TJ laughed. “Let’s get this poor guy upstairs before he collapses on us. He’s got a long day tomorrow; six-bit tour in the morning, and then off to Amarna in the afternoon.”

“Amarna?” Gideon said fuzzily. “I thought that wasn’t in the schedule anymore.”

“It wasn’t, but Forrest decided that artistic integrity demanded its inclusion after all. Even if we have to rush like hell through everything else.”

Gideon yawned again. “Good. I’d hate to miss it.”

“We really ought to get up,” Julie said.

“Mm,” replied Gideon.

Neither of them stirred. After a while Gideon gently brushed the backs of his fingers over her cheek, pleased as always by the softness of her skin, pleased as always with himself for having her beside him morning after morning, night after night.

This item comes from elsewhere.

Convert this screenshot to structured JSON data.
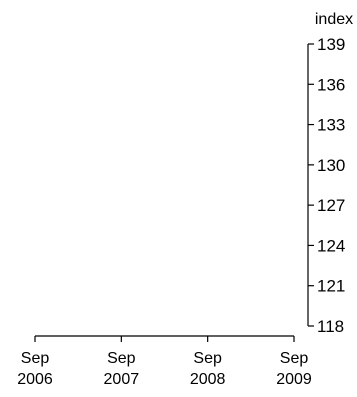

“I mean,” said Julie, “we can’t very well lie in bed all day like a couple of slugs. Not that this wasn’t a nice way to start the day.”

Gideon smiled. “I’d hardly say like a couple of slugs.”

“No,” she said, laughing. She turned on her side to face him, cradling his hand between her cheek and the pillow. Her eyes, glossy and ink-black, were a foot from his. “But we’re going to have to get going sometime. I hear they have a full day planned for us.”

“Whatever it is, it’s going to be downhill from here.”

He had awakened earlier than he’d wanted to, at 6:00, and silently gone to the dining room to bring back coffee from the twenty-four-hour urn. Julie had downed the first cup without quite waking up, which was normal even when she wasn’t suffering from jet lag. She had grunted something and held out the empty cardboard cup, and he had gone for refills. As always, the second one got her blood moving and her nerves functioning, and by the time she had finished it, she was not only speaking in intelligible words, she was feeling playful and affectionate.

He had wound up back in the bed, the time had flown by, and now, somehow, it was 7:30.

“Gideon,” she said when another five minutes had passed and they had yet to move, “do we really have to follow Dr. Haddon’s schedule? What’s the chance of our playing hooky and going out and seeing Luxor Temple? Just us?”